Sketching Curvature for Efficient Out-of-Distribution Detection for Deep Neural Networks
This addresses the need for efficient and accurate safeguards in real-time decision-making systems, though it is incremental as it builds on prior curvature-based methods.
The paper tackles the problem of detecting out-of-distribution inputs for deep neural networks by proposing SCOD, a framework that uses matrix sketching to approximate curvature for efficient uncertainty estimation, achieving comparable or better performance with lower computational cost than existing methods.

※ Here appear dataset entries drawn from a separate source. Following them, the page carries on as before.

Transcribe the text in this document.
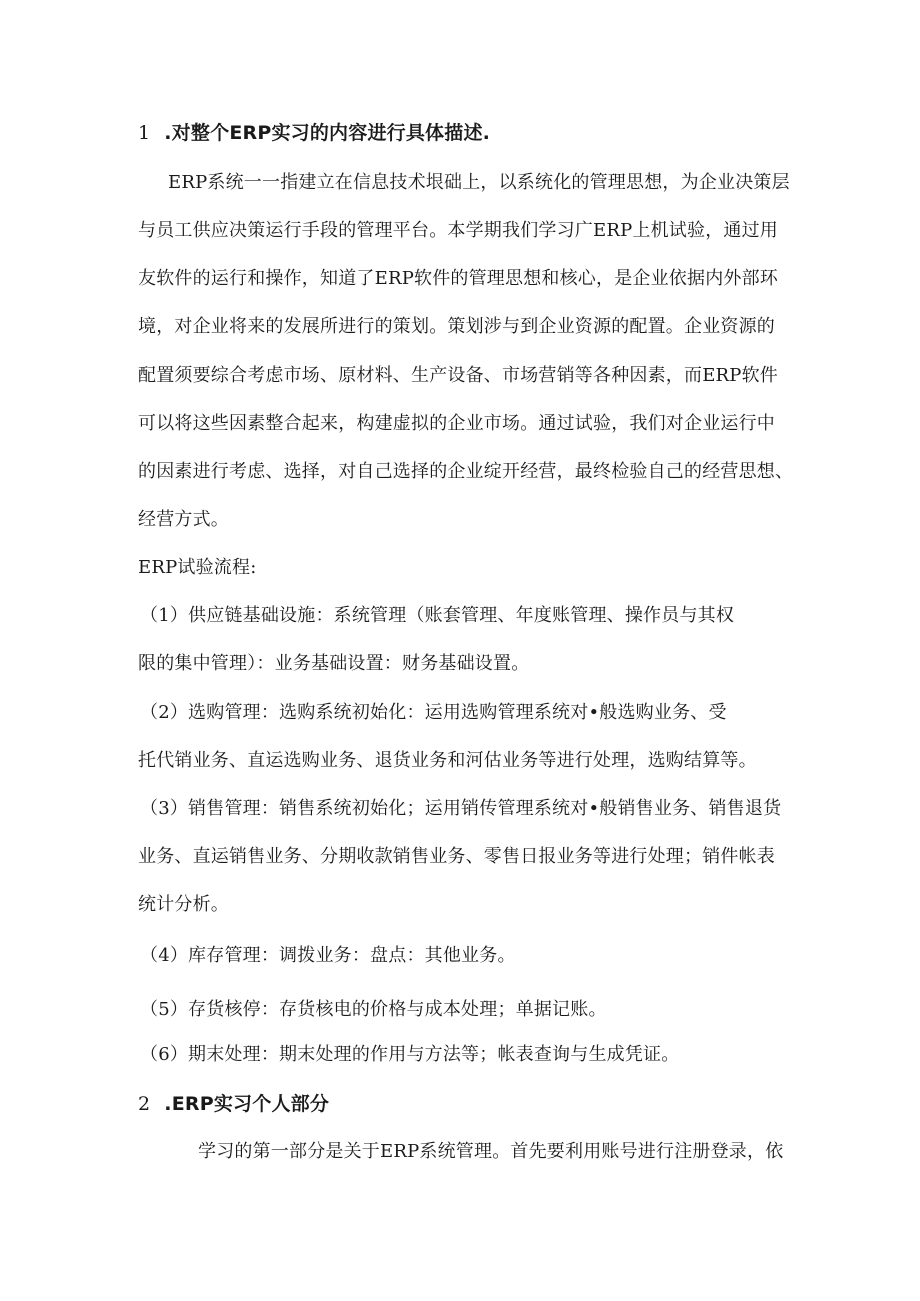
1 .对整个ERP实习的内容进行具体描述.
ERP系统一一指建立在信息技术垠础上，以系统化的管理思想，为企业决策层
与员工供应决策运行手段的管理平台。本学期我们学习广ERP上机试验，通过用
友软件的运行和操作，知道了ERP软件的管理思想和核心，是企业依据内外部环
境，对企业将来的发展所进行的策划。策划涉与到企业资源的配置。企业资源的
配置须要综合考虑市场、原材料、生产设备、市场营销等各种因素，而ERP软件
可以将这些因素整合起来，构建虚拟的企业市场。通过试验，我们对企业运行中
的因素进行考虑、选择，对自己选择的企业绽开经营，最终检验自己的经营思想、
经营方式。
ERP试验流程:
（1）供应链基础设施：系统管理（账套管理、年度账管理、操作员与其权
限的集中管理）：业务基础设置：财务基础设置。
（2）选购管理：选购系统初始化：运用选购管理系统对•般选购业务、受
托代销业务、直运选购业务、退货业务和河估业务等进行处理，选购结算等。
（3）销售管理：销售系统初始化；运用销传管理系统对•般销售业务、销售退货
业务、直运销售业务、分期收款销售业务、零售日报业务等进行处理；销件帐表
统计分析。
（4）库存管理：调拨业务：盘点：其他业务。
（5）存货核停：存货核电的价格与成本处理；单据记账。
（6）期末处理：期末处理的作用与方法等；帐表查询与生成凭证。
2 .ERP实习个人部分
学习的第一部分是关于ERP系统管理。首先要利用账号进行注册登录，依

In order to safely deploy Deep Neural Networks (DNNs) within the perception pipelines of real-time decision making systems, there is a need for safeguards that can detect out-of-training-distribution (OoD) inputs both efficiently and accurately. Building on recent work leveraging the local curvature of DNNs to reason about epistemic uncertainty, we propose Sketching Curvature of OoD Detection (SCOD), an architecture-agnostic framework for equipping any trained DNN with a task-relevant epistemic uncertainty estimate. Offline, given a trained model and its training data, SCOD employs tools from matrix sketching to tractably compute a low-rank approximation of the Fisher information matrix, which characterizes which directions in the weight space are most influential on the predictions over the training data. Online, we estimate uncertainty by measuring how much perturbations orthogonal to these directions can alter predictions at a new test input. We apply SCOD to pre-trained networks of varying architectures on several tasks, ranging from regression to classification. We demonstrate that SCOD achieves comparable or better OoD detection performance with lower computational burden relative to existing baselines.